Another important piece in this show comes out of the same logic: three long collages of advertising slogans for a shopping center are linked together, from every week in 1994, in a syntagmatic and logotypic procession: “Fabulous prices,” “It’s a party,” Cut-rate sale,“ ”10 exceptional days." As the exceptional becomes systematic, Closky catches the mechanisms of advertising’s means of seduction in their own trap.

In fact, Closky’s response is not tautological. These pieces do not say that consumption is a language (which we know), but that the language of consumption is as a whole a consumption of language whose contradictory mode of seduction it reveals. That is to say, the way in which signs, whether those of advertising or of a drawing, are at once uttered and disrupted by the language that they use: this is the constitutive principle of addition and subtraction, even of desire (of buying), once desire finds itself thrown back into the schizophrenic universe of the ruses of language.

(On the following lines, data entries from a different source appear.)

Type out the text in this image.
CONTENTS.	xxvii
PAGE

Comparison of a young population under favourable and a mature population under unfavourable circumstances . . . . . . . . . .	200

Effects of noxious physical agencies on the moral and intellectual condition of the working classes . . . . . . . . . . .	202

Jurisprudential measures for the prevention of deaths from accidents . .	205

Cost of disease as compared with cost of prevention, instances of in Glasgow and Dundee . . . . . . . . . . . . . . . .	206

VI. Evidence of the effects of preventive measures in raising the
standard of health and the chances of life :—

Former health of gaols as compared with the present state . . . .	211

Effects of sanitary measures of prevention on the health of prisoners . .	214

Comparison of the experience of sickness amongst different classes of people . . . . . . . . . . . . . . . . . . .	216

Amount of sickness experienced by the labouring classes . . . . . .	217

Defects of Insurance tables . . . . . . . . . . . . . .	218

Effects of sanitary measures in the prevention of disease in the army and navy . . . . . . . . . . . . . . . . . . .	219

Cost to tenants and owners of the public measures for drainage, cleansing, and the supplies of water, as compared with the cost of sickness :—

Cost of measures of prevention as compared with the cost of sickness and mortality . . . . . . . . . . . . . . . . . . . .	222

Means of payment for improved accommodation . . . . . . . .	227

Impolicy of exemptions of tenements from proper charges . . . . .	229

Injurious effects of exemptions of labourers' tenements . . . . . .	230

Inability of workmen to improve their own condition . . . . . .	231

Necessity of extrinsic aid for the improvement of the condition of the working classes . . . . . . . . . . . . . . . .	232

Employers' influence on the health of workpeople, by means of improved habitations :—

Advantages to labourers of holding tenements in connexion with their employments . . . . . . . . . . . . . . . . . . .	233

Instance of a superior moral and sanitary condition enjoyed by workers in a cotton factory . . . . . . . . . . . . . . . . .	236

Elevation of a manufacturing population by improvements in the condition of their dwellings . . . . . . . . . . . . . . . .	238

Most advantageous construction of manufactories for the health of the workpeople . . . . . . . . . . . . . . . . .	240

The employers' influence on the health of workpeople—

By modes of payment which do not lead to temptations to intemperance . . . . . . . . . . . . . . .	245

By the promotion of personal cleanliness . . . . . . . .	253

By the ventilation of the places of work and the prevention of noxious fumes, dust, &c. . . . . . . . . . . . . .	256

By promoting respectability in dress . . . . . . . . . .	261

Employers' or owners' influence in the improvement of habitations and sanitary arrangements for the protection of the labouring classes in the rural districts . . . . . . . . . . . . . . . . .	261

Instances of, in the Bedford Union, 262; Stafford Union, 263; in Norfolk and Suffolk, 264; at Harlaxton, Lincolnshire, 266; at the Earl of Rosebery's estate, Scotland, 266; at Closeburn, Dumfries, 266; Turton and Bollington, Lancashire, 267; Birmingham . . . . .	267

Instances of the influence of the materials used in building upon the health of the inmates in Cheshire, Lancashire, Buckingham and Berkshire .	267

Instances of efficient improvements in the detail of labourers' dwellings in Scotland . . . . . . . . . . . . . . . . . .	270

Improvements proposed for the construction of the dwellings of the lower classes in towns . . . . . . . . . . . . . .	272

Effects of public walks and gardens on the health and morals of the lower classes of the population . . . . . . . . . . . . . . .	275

This is why his ballpoint pen drawings also function like visual accidents between signified and signifier; for Closky, the arbitrary of the sign is far from having exhausted its resources. For example, the drawing of a drop of water upside down entitled “une goutte qui monte” (a drop going up, 1994). Or the number 4 in the middle of a page entitled, Un 4 qui ne sert à rien (a useless 4, 1994), but whose uselessness nevertheless served to create what is called “an artist’s drawing.”

A small factory of potential art that manipulates nonmeaning. This rhetoric is sufficiently narcissistic to, finally, never produce anything other than a seduction centered around the name Claude Closky—the name of an artist or the name of a code?

Olivier Zahm

Translated from the French by Sheila Glaser.